Zinc Finger Transcription Factors as Molecular Targets for Nitric Oxide-mediated Immunosuppression: Inhibition of IL-2 Gene Expression in Murine Lymphocytes

Zinc Finger Transcription Factors as Molecular Targets for Nitric Oxide-mediated Immunosuppression: Inhibition of IL-2 Gene Expression in Murine Lymphocytes

Molecular Medicine, November 1999

10656874

Denise Berendji, Victoria Kolb-Bachofen, Peter F. Zipfel, Christine Skerka, Carsten Carlberg, Klaus-D. Kröncke

Nitric oxide (NO) has frequently been shown to display immunosuppressive activities. We describe here a molecular mechanism contributing to this effect. Murine T cell lymphoma EL4-6.1 cells were activated with the physiological stimulus interleukin (IL)-1beta to express IL-2 mRNA in the presence or absence of subtoxic concentrations of the physiological spontaneous NO donor S-nitrosocysteine (SNOC). Subsequently, semiquantitative RT-PCR and gel shift assays with nuclear extracts were performed to analyze the effects of NO on IL-2 mRNA expression and on the activity of the dominant regulating transcription factors Sp1, EGR-1, and NFATc. NO inhibits IL-1beta-induced IL-2 mRNA expression in EL4-6.1 cells. The suppressive activity of NO was concentration dependent and found to be completely reversible. Importantly, NO at the concentrations used induced neither apoptosis nor necrosis. Dominant regulation of IL-2 gene expression is known to reside in the zinc finger transcription factors Sp1 or EGR-1 and in the non-zinc finger protein NFAT. NO abrogates the DNA binding activities of recombinant Sp1 and EGR-1. More importantly, gel shift assays also showed a lack of DNA binding of native Sp1 derived from NO-treated nuclear extracts and that from NO-treated viable lymphocytes.

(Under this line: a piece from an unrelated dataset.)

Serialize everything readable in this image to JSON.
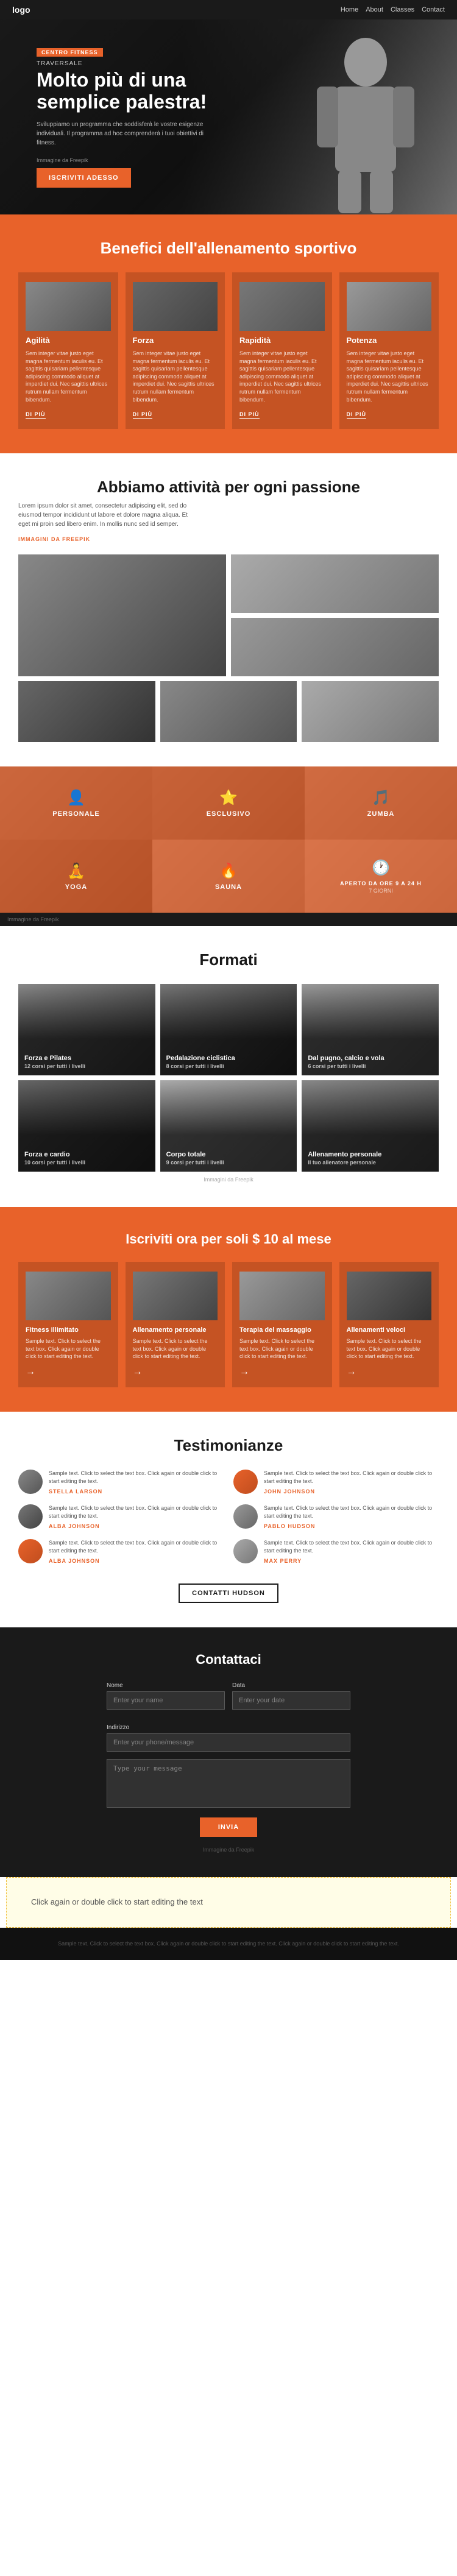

This effect is selective, as the DNA binding activity of recombinant NFATc was not affected by NO. Inactivation of zinc finger transcription factors by NO appears to be a molecular mechanism in the immunosuppressive activity of NO in mammals, thus contributing to NO-mediated inhibition of IL-2 gene expression after physiological stimuli. The exact understanding of the molecular mechanism leading to NO-mediated, fully reversible suppression of immune reactions may lead to use of this naturally occurring tool as an aid in inflammatory diseases.